A pesar de la presencia de tan encubiertos enigmas, Solem Montoro se había erigido en una sociedad colectiva en la que a nadie le faltaba de nada. Todos trabajaban para todos, y lo que no pudieran adquirir por ellos mismos, los Eruditos se ocupaban de conseguirlo.

Así pues, los aldeanos disponían de fruta y hortalizas en el mercado, alimentos que ellos mismos conreaban en sus pequeños huertos y cultivos, además, la caza era abundante, pues dentro de los límites de sus bosques se escondían numerosos animales y especímenes de todo tipo y para todas las preferencias.

Y si por alguna razón necesitaban cualquier cosa que la naturaleza del lugar no pudiera proveer, solo habían de informar al Santuario de la Sabiduría: cualquier tarea que implicara ausentarse de la aldea y faltar a los rezos matutinos recaía, una vez más, sobre la figura de sus moradores, los Eruditos. De vez en cuando mandaban a uno de los suyos más allá de sus fronteras que, sobre una carreta tirada por mulas o vacas, y siguiendo el camino que cruzaba los bosques, podía plantarse en la urbe más cercana en menos de tres jornadas.

Aunque tales permisos eran tan exclusivos que solo se otorgaban en casos muy excepcionales, si se daba alguna urgencia de peso o peligraba seriamente la vida de alguien.

El Comerciante

Bien, en realidad, no solo ellos cruzaban el bosque para facilitar la vida de los solemnienses, actualmente también un hombre ejercía de comerciante, aunque este era natural de la ciudad vecina de Vulnávida.
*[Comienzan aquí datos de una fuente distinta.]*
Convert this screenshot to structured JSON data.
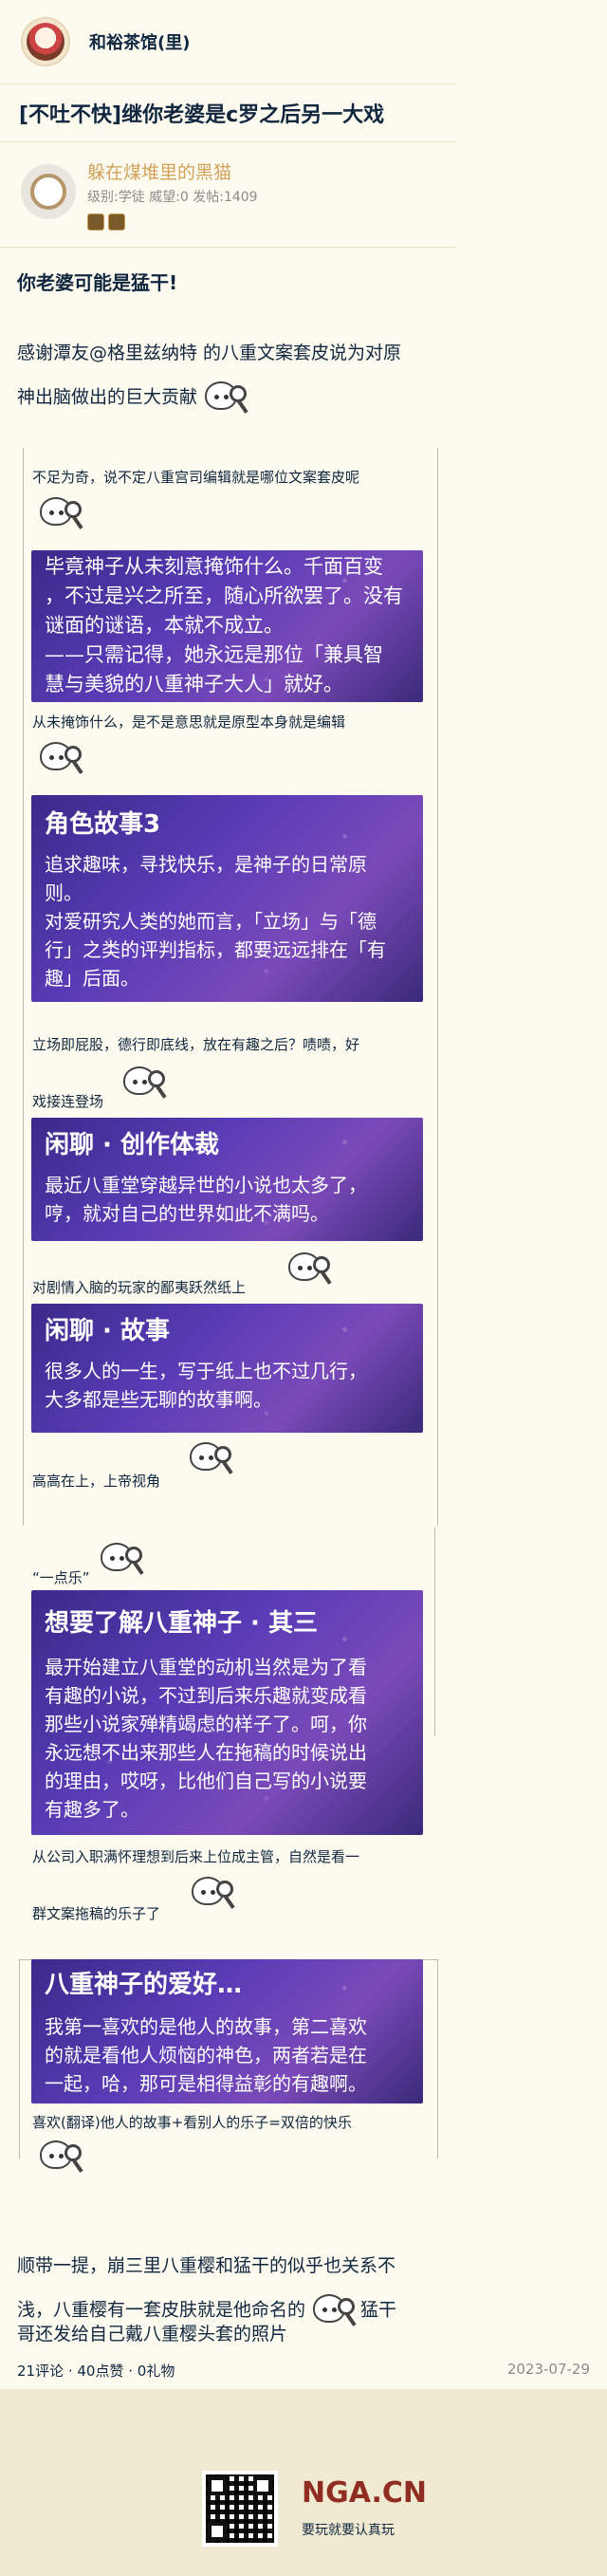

Y, aunque no era muy bien visto por los omnipresentes ojos del Santuario, lo cierto es que la presión de los aldeanos, que reclamaban y solicitaban a algún responsable para dichas tareas, tan agradecidas y funcionales, les convenció de mantener el vínculo con aquel mercader del suroeste de la isla.

Asimismo, y para su alivio, la gente no solía precisar de nada que no estuviera a su alcance, así que aquel comerciante únicamente visitaba Solem Montoro una vez al mes.

Hacía ya años que los mismos Eruditos habían prohibido la existencia de oficios que se alejaran de la aldea y sus alrededores, quizás por miedo a enfurecer a su dios o puede que simplemente debido al recelo que les generaba cualquier noticia o persona ajena a su hermético modo de vida.